11.3.14

A Quick Note on the "Young, Restless, and Reformed"

(Update: Before I get any comments to this fact, I acknowledge that my quick note turned into a fairly lengthy note. I am a preacher at heart after all.)

Tim Challies posted a timeline today that explain (imperfectly, he admits) the resurgence of Calvinism in the present day.

This timeline will most certainly provoke a variety of opinions on both the strengths and weakness of the YRR movement. My friend, Dr. Brian Lee, pastor of this wonderful church plant in DC, writes the following:

"As if we needed any more proof that the "Young, Restless, and Reformed" movement of "New Calvinism" is neither calvinist, nor reformed, nor churchly/ecclesiastical in any senses of those words, here's a timeline explaining its origins... THAT BEGINS IN 1986!!!

Qualify this thought-experiment however you like, but starting a timeline claiming to explain a movement of the church in 1986 strikes me as preposterous. It says a lot about not only the author, but the audience, that would expect it to be explanatory in any more than a Rorschach sense."
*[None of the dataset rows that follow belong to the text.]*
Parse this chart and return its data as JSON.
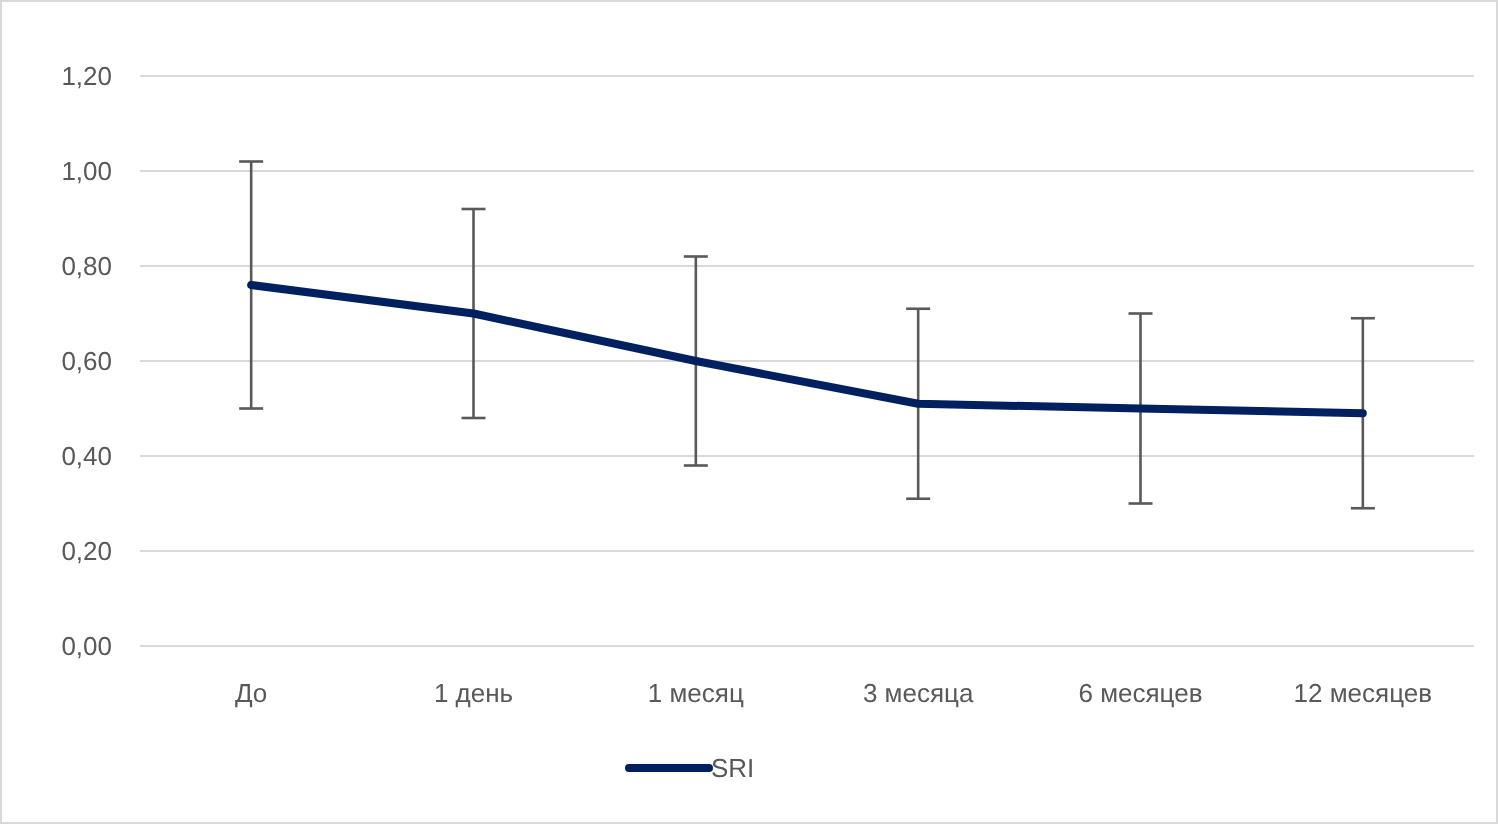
{
  "chart_data": {
    "type": "line",
    "categories": [
      "До",
      "1 день",
      "1 месяц",
      "3 месяца",
      "6 месяцев",
      "12 месяцев"
    ],
    "series": [
      {
        "name": "SRI",
        "color": "#002060",
        "values": [
          0.76,
          0.7,
          0.6,
          0.51,
          0.5,
          0.49
        ],
        "errors": [
          0.26,
          0.22,
          0.22,
          0.2,
          0.2,
          0.2
        ]
      }
    ],
    "ylim": [
      0,
      1.2
    ],
    "yticks": [
      {
        "value": 0,
        "label": "0,00"
      },
      {
        "value": 0.2,
        "label": "0,20"
      },
      {
        "value": 0.4,
        "label": "0,40"
      },
      {
        "value": 0.6,
        "label": "0,60"
      },
      {
        "value": 0.8,
        "label": "0,80"
      },
      {
        "value": 1,
        "label": "1,00"
      },
      {
        "value": 1.2,
        "label": "1,20"
      }
    ],
    "grid": "y",
    "legend": "bottom",
    "marker": "none",
    "line_style": "solid"
  }
}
Brian's critique of the starting point of this timeline is dead-on. Much of the YRR movement, despite its perceived appreciation for the ancient Church, the Reformation, and the Puritans, seems to lack a sense of the historical continuity that imbued each of these periods of time and gave rise to the movement today. I would argue, for example, that in God's providence (much issue that qualifier) there would be no YRR movement today if small, embattled denominations like the Orthodox Presbyterian Church, Christian Reformed Church--now the United Reformed Churches, and the Presbyterian Church in America didn't preserve and pass down the historic, biblical faith.

Likewise, every stage or Reformed (biblical) theology throughout Church history has consciously viewed itself as receiving and passing along that "faith once and for all entrusted to the saints" (Jude 1:3). Even the chart above concedes this point without recognizing it. The books authored by R.C. Sproul and John Stott were merely a continuation of a long line of popular and profitable works by each of those gentlemen. And R.C. Sproul, for example, was heavily influenced by Westminster Theological Seminary, which was the seminary stronghold of Reformed orthodoxy in the 20th century.
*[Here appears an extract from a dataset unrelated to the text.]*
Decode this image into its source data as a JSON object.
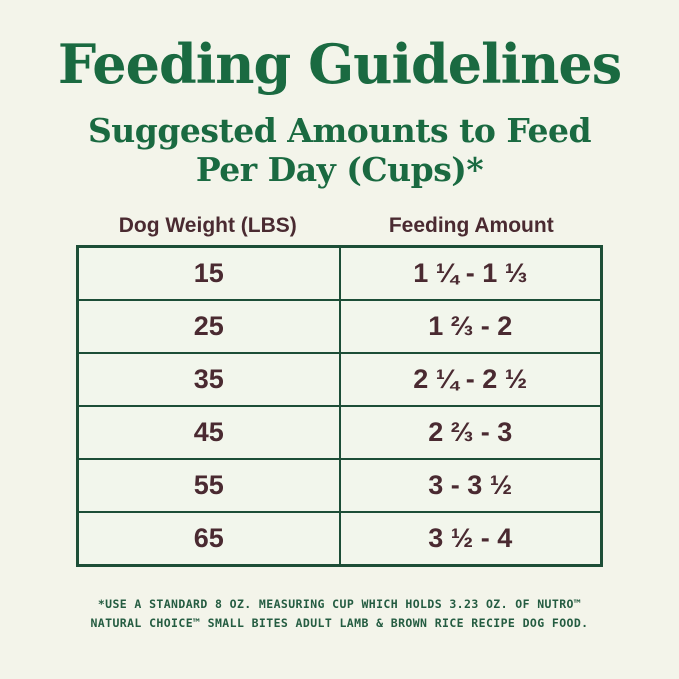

That said, I disagree with Brian and my delightfully provocative former professor (found at this wonderful blog) regarding the lack of theological consistency in the YRR movement. Sure, someone like a John Piper may not be consistent on an issue like baptism, but he certainly shows a great deal of reverence for the rest of the Westminster Confession of Faith. And certain figures, like Tim Keller and Kevin DeYoung, are explicitly confessional (even if they hold some positions regarding cultural engagement that we may disagree with). We certainly can't question R.C. Sproul's bonafides, and he could probably be credited as the unintentional brains of this movement.
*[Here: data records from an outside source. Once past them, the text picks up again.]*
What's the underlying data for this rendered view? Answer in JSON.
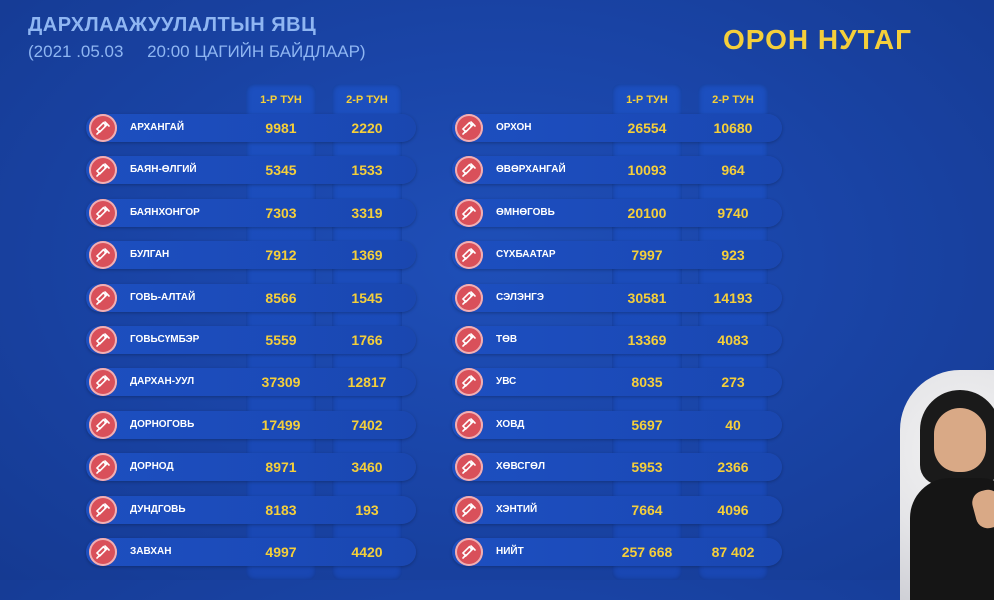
{
  "header": {
    "title": "ДАРХЛААЖУУЛАЛТЫН ЯВЦ",
    "subtitle": "(2021 .05.03     20:00 ЦАГИЙН БАЙДЛААР)",
    "region_title": "ОРОН НУТАГ"
  },
  "columns": {
    "dose1": "1-Р ТУН",
    "dose2": "2-Р ТУН"
  },
  "icon": "syringe-icon",
  "colors": {
    "yellow": "#f5cf3a",
    "blue_bg": "#1a45a8",
    "icon_red": "#d9505a",
    "title_blue": "#8fb6f2"
  },
  "left_rows": [
    {
      "name": "АРХАНГАЙ",
      "dose1": "9981",
      "dose2": "2220"
    },
    {
      "name": "БАЯН-ӨЛГИЙ",
      "dose1": "5345",
      "dose2": "1533"
    },
    {
      "name": "БАЯНХОНГОР",
      "dose1": "7303",
      "dose2": "3319"
    },
    {
      "name": "БУЛГАН",
      "dose1": "7912",
      "dose2": "1369"
    },
    {
      "name": "ГОВЬ-АЛТАЙ",
      "dose1": "8566",
      "dose2": "1545"
    },
    {
      "name": "ГОВЬСҮМБЭР",
      "dose1": "5559",
      "dose2": "1766"
    },
    {
      "name": "ДАРХАН-УУЛ",
      "dose1": "37309",
      "dose2": "12817"
    },
    {
      "name": "ДОРНОГОВЬ",
      "dose1": "17499",
      "dose2": "7402"
    },
    {
      "name": "ДОРНОД",
      "dose1": "8971",
      "dose2": "3460"
    },
    {
      "name": "ДУНДГОВЬ",
      "dose1": "8183",
      "dose2": "193"
    },
    {
      "name": "ЗАВХАН",
      "dose1": "4997",
      "dose2": "4420"
    }
  ],
  "right_rows": [
    {
      "name": "ОРХОН",
      "dose1": "26554",
      "dose2": "10680"
    },
    {
      "name": "ӨВӨРХАНГАЙ",
      "dose1": "10093",
      "dose2": "964"
    },
    {
      "name": "ӨМНӨГОВЬ",
      "dose1": "20100",
      "dose2": "9740"
    },
    {
      "name": "СҮХБААТАР",
      "dose1": "7997",
      "dose2": "923"
    },
    {
      "name": "СЭЛЭНГЭ",
      "dose1": "30581",
      "dose2": "14193"
    },
    {
      "name": "ТӨВ",
      "dose1": "13369",
      "dose2": "4083"
    },
    {
      "name": "УВС",
      "dose1": "8035",
      "dose2": "273"
    },
    {
      "name": "ХОВД",
      "dose1": "5697",
      "dose2": "40"
    },
    {
      "name": "ХӨВСГӨЛ",
      "dose1": "5953",
      "dose2": "2366"
    },
    {
      "name": "ХЭНТИЙ",
      "dose1": "7664",
      "dose2": "4096"
    },
    {
      "name": "НИЙТ",
      "dose1": "257 668",
      "dose2": "87 402"
    }
  ]
}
I have noticed a surging tide of Reformed theology in the Army chaplaincy. When I first came in, the name I was hearing--more than Piper or Driscoll--was Sproul. Know which name and program I hear the most now? Michael Horton and White Horse Inn. Dr. Horton is a professor at Westminster Seminary California, and WHI is the program that he hosts. Brian and I both attended WSC, and my provocative professor (R. Scott Clark) is Horton's colleague. Even Horton, who I occasionally have a bit of a theological man-crush on, sometimes doubts the YRR movement.

This is not to say that the movement does not have flaws. I (largely) love Mark Driscoll's preaching. He doesn't pull punches and will preach for an hour on the propitiation of God's wrath by Christ's righteousness--pretty awesome stuff. I do not like his "burn it all down" approach toward brothers and sisters that he disagrees with. Nor am I happy at all with the cult of personality that surrounds men like Driscoll, Piper, and Keller. They are sinners. They could go off the deep end. That is a practical reason why I love the connectionalism and accountability of Presbyterian church polity.

The YRR movement clearly lacks a great deal of maturity and historical perspective, but the rise of the movement, to me, is clearly a source of joy. They cannot continually read Sproul and Horton without imbibing a more comprehensive Reformed worldview. These authors do not only write about the sovereignty of God or predestination.

This is a movement that Reformed confessionalists should joyfully engage. We are the older brothers. Many of these brothers are young and hungry (witness the proliferation of White Horse Inn discussion groups amongst Reformed Baptists). Let's feed them.

There is a danger that some of these people might be running so fast away from shallow theologies that Reformed theology proves but a trip wire as they cascade down into the abyss of Roman Catholicism or Eastern Orthodoxy. Let's catch them.

By God's grace, they are broadening the sphere within which the doctrines of grace are receiving a hearing. Let's help them sharpen these doctrines and the worldview of which they're a part along the way. In turn, they will bring to us anew the vitality that comes from those who have discovered and fallen in love with the doctrines of grace and the Christ who holds them all together.